Il faut garder à l'esprit que « l'intérêt était fixé à 10% et permettait de couvrir les frais de stockage et d'aider certaines personnes pauvres du village qui n'étaient pas membres de la banque. Dans tous les cas, cet intérêt avait été établi par l'assemblée générale des agriculteurs et l'intérêt appartenait toujours à la banque elle-même, ce qui permettait à la banque, entre autres, d'augmenter la quantité de stock disponible et le nombre de bénéficiaires ».

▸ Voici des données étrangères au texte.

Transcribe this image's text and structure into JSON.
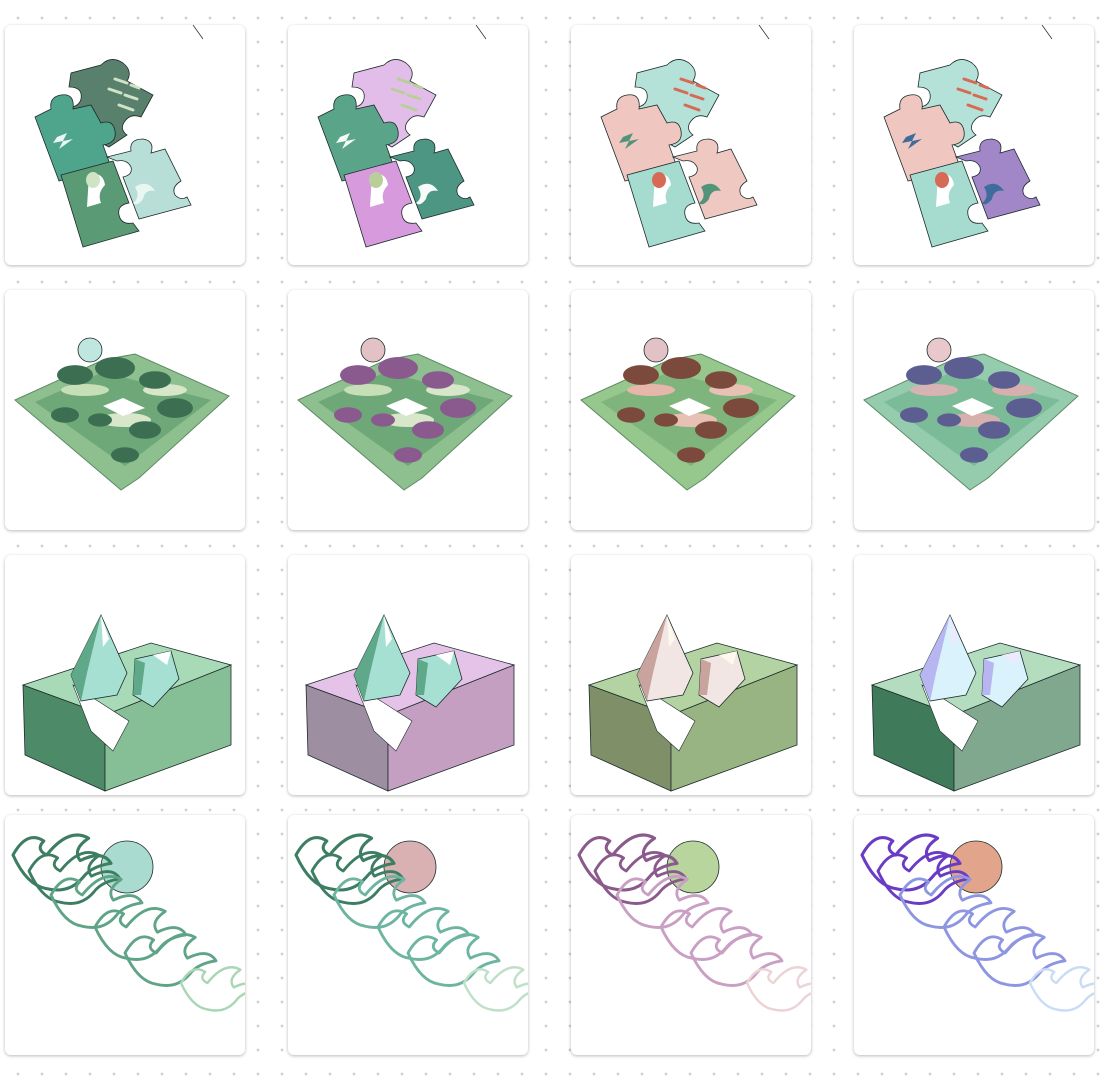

Malheureusement, on avait utilisé le terme « riba » pour désigner cet intérêt, ce qui est contraire à la loi islamique. L'affaire est devenue si grave que j'ai demandé une réunion de haut niveau avec les autorités locales. Parmi les participants figuraient l'évêque, l'Imam de la mosquée centrale avec son secrétaire et des représentants de tous les musulmans de la région. Après une longue discussion, la conclusion a été que « l'intérêt » de 10% n'était pas définissable comme « riba », mais « ciukka », ce qui signifie « une contribution volontaire ».

Aujourd'hui, les « Banques de céréales» sont une réalité bien établie, appréciée et nécessaire à l’économie locale. Les résultats sont évidents et il y a un rééquilibrage clair des prix des céréales, une amélioration de la productivité grâce à l'utilisation de machines tirées par les animaux, une sélection rigoureuse des semences et une formation efficace des petits agriculteurs.

« Quand je pense à toutes les difficultés que nous avons rencontrées, cela ressemble à un rêve : toute analyse technique aurait conclu qu'un tel projet aurait été tout à fait impossible et je suis étonné qu'il ne s'effondre pas autour de moi. Je suis donc encore réticent à déclarer une victoire absolue ».

Cependant, les résultats sont là et en abondance et c'est le signe que là où les gens sont impliqués et où il y a un engagement personnel, le succès est assuré.